Here are some red flags that may indicate that your spouse is facing difficulty to see you as attractive.

Your spouse is spending more time away from you

When your partner is spending more time away from home or from you. This could be worrying. Yes, it is also true if you and your partner are spending less time together is not always a concern. Sometimes individual spaces are needed. But if your partner repeatedly gives excuses as to why they can’t talk or spend time together. Then it is a sign of losing spark.

marriage counselling tips by shivani sadhoo

Putting less or no effort into the relationship

A sad indicator indeed. Your partner is putting no or less effort in the relationship.
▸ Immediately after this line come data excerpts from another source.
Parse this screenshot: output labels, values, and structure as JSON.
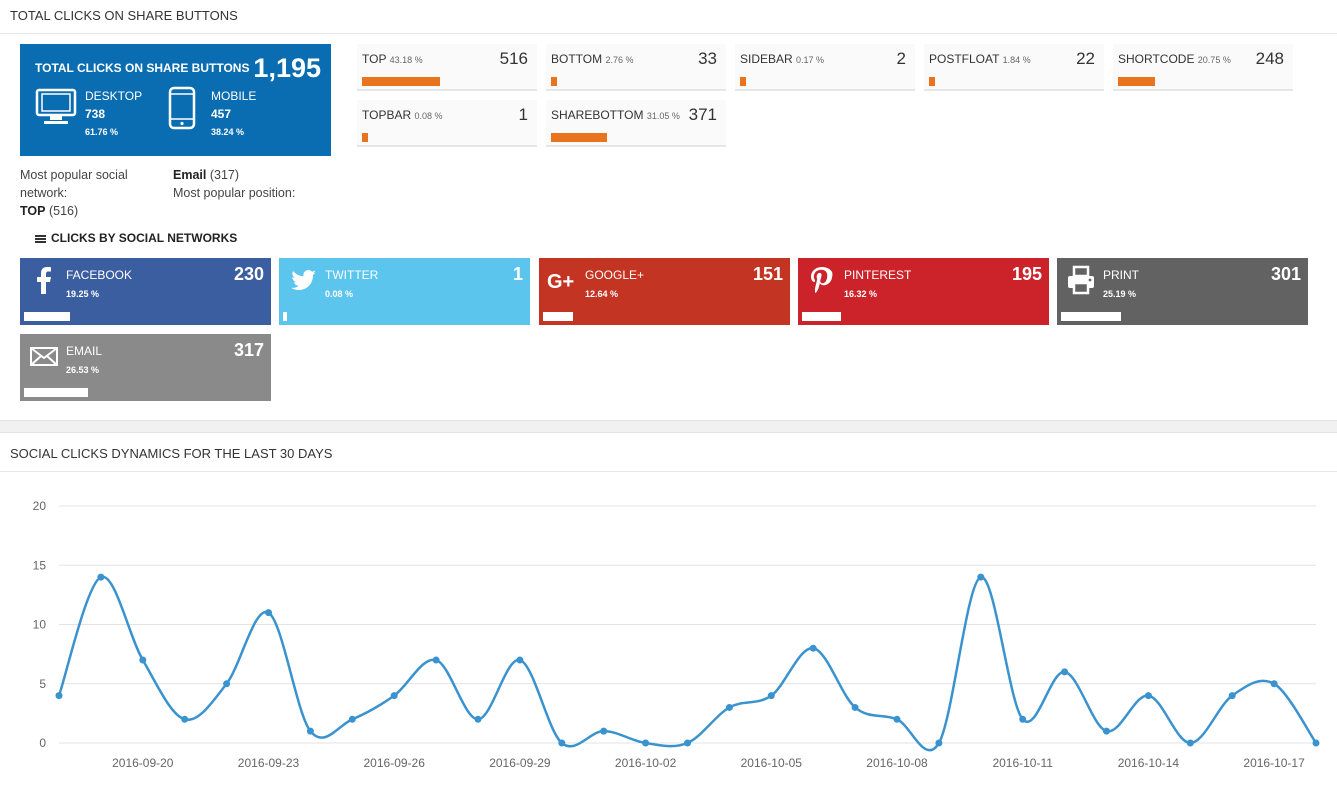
{
  "header": {
    "title": "TOTAL CLICKS ON SHARE BUTTONS"
  },
  "total": {
    "label": "TOTAL CLICKS ON SHARE BUTTONS",
    "value": "1,195",
    "desktop": {
      "label": "DESKTOP",
      "value": "738",
      "percent": "61.76 %",
      "icon": "desktop-icon"
    },
    "mobile": {
      "label": "MOBILE",
      "value": "457",
      "percent": "38.24 %",
      "icon": "mobile-icon"
    },
    "color": "#0b6db1"
  },
  "positions": [
    {
      "label": "TOP",
      "percent": "43.18 %",
      "value": "516",
      "fraction": 0.4318
    },
    {
      "label": "BOTTOM",
      "percent": "2.76 %",
      "value": "33",
      "fraction": 0.0276
    },
    {
      "label": "SIDEBAR",
      "percent": "0.17 %",
      "value": "2",
      "fraction": 0.0017
    },
    {
      "label": "POSTFLOAT",
      "percent": "1.84 %",
      "value": "22",
      "fraction": 0.0184
    },
    {
      "label": "SHORTCODE",
      "percent": "20.75 %",
      "value": "248",
      "fraction": 0.2075
    },
    {
      "label": "TOPBAR",
      "percent": "0.08 %",
      "value": "1",
      "fraction": 0.0008
    },
    {
      "label": "SHAREBOTTOM",
      "percent": "31.05 %",
      "value": "371",
      "fraction": 0.3105
    }
  ],
  "popular": {
    "network_label": "Most popular social network:",
    "network_value": "Email",
    "network_count": "(317)",
    "position_label": "Most popular position:",
    "position_value": "TOP",
    "position_count": "(516)"
  },
  "networks_title": "CLICKS BY SOCIAL NETWORKS",
  "networks": [
    {
      "name": "FACEBOOK",
      "percent": "19.25 %",
      "value": "230",
      "fraction": 0.1925,
      "color": "#3b5ea0",
      "icon": "facebook-icon"
    },
    {
      "name": "TWITTER",
      "percent": "0.08 %",
      "value": "1",
      "fraction": 0.0008,
      "color": "#5bc5ee",
      "icon": "twitter-icon"
    },
    {
      "name": "GOOGLE+",
      "percent": "12.64 %",
      "value": "151",
      "fraction": 0.1264,
      "color": "#c33422",
      "icon": "google-plus-icon"
    },
    {
      "name": "PINTEREST",
      "percent": "16.32 %",
      "value": "195",
      "fraction": 0.1632,
      "color": "#cc2229",
      "icon": "pinterest-icon"
    },
    {
      "name": "PRINT",
      "percent": "25.19 %",
      "value": "301",
      "fraction": 0.2519,
      "color": "#626262",
      "icon": "print-icon"
    },
    {
      "name": "EMAIL",
      "percent": "26.53 %",
      "value": "317",
      "fraction": 0.2653,
      "color": "#8a8a8a",
      "icon": "email-icon"
    }
  ],
  "dynamics_title": "SOCIAL CLICKS DYNAMICS FOR THE LAST 30 DAYS",
  "chart_data": {
    "type": "line",
    "title": "",
    "xlabel": "",
    "ylabel": "",
    "ylim": [
      0,
      20
    ],
    "yticks": [
      "0",
      "5",
      "10",
      "15",
      "20"
    ],
    "x": [
      "2016-09-18",
      "2016-09-19",
      "2016-09-20",
      "2016-09-21",
      "2016-09-22",
      "2016-09-23",
      "2016-09-24",
      "2016-09-25",
      "2016-09-26",
      "2016-09-27",
      "2016-09-28",
      "2016-09-29",
      "2016-09-30",
      "2016-10-01",
      "2016-10-02",
      "2016-10-03",
      "2016-10-04",
      "2016-10-05",
      "2016-10-06",
      "2016-10-07",
      "2016-10-08",
      "2016-10-09",
      "2016-10-10",
      "2016-10-11",
      "2016-10-12",
      "2016-10-13",
      "2016-10-14",
      "2016-10-15",
      "2016-10-16",
      "2016-10-17",
      "2016-10-18"
    ],
    "xtick_labels": [
      "2016-09-20",
      "2016-09-23",
      "2016-09-26",
      "2016-09-29",
      "2016-10-02",
      "2016-10-05",
      "2016-10-08",
      "2016-10-11",
      "2016-10-14",
      "2016-10-17"
    ],
    "series": [
      {
        "values": [
          4,
          14,
          7,
          2,
          5,
          11,
          1,
          2,
          4,
          7,
          2,
          7,
          0,
          1,
          0,
          0,
          3,
          4,
          8,
          3,
          2,
          0,
          14,
          2,
          6,
          1,
          4,
          0,
          4,
          5,
          0
        ],
        "color": "#3a93cf"
      }
    ],
    "grid": true
  }
}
Planning activities become things of the past, and getting responses through phones and texts becomes daunting. This is painful specifically when earlier your partner was diligent in making you special early on.
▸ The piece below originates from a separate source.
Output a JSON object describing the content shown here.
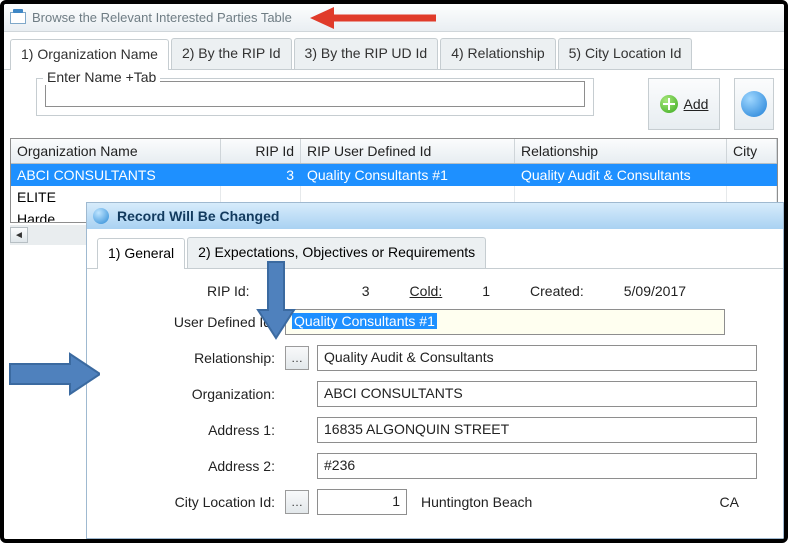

Waning sex life or intimacy

An important factor to determine is how your spouse feels about your physical relationship is to examine your sex life. What does getting intimate generally feel like? Are you and your partner taking time to speak and discuss it? This particularly could be noted in married couples. A drastic change in pattern while getting intimate indicates how attractive your partner finds you. When intimacy is completely missing or there is a lack of it, this is a sure sign your partner is losing interest in you. Or another sign is when your partner getting intimate becomes just a general routine for them, they do it just for an obligation nothing more than that.

Frequent fighting

Sometimes small fights are fine, but if your partner has become more irritable towards you and does not waste any opportunity to quarrel with you even on the slightest of issues. It is a sign of waning attraction.

Ways to rekindle the attraction within your relationship

Knowing your partner no more finds you attractive could be painful. But being aware might be the vital cog to transforming your relationship. Here are some ways to rekindle the lost spark shares Shivani.
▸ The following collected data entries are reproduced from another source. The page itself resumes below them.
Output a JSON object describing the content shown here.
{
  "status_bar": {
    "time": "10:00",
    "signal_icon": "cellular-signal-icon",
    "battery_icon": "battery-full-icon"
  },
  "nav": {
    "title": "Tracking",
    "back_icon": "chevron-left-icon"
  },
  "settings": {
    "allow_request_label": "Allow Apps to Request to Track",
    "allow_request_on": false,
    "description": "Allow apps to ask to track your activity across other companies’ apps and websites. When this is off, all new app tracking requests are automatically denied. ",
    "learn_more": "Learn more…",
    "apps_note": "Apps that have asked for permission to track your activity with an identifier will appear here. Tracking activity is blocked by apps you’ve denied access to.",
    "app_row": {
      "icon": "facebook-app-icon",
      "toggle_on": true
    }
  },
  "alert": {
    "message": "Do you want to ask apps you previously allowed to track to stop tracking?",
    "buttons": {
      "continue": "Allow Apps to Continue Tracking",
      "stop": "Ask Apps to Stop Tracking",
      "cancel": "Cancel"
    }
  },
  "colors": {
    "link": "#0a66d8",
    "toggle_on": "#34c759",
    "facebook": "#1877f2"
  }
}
Have an open communication

Speakto your spouse openly and honestly about the alteration you have noticed in their attraction to you. Learn how they view you, or if your conduct has changed to an extent that might be causing them to pull away. Knowing all this could give you a clue or two that will take you towards resolving the complexities.

Spend some time apart

Spending time apart does not mean completely cutting off entire communication. It is vital to check from time to time while being apart. But when you spend some time apart by going on some solo trip or going on a vacation with your friends, this may give your partner the opportunity to miss you and also a chance to rediscover your lost self. Perhaps a reunion after this brief separation could ignite lost attraction even more.

Do basic romance

Just remember how you met earlier. With your partner’s indulgence, you would be able to take your relationship back just to the good old days. Go on dates again. Take care to groom yourself and look good again. Send intimate texts or go to movies or dinner dates. Keeping close to your partner and breaking the monotony could help revive the lost attraction.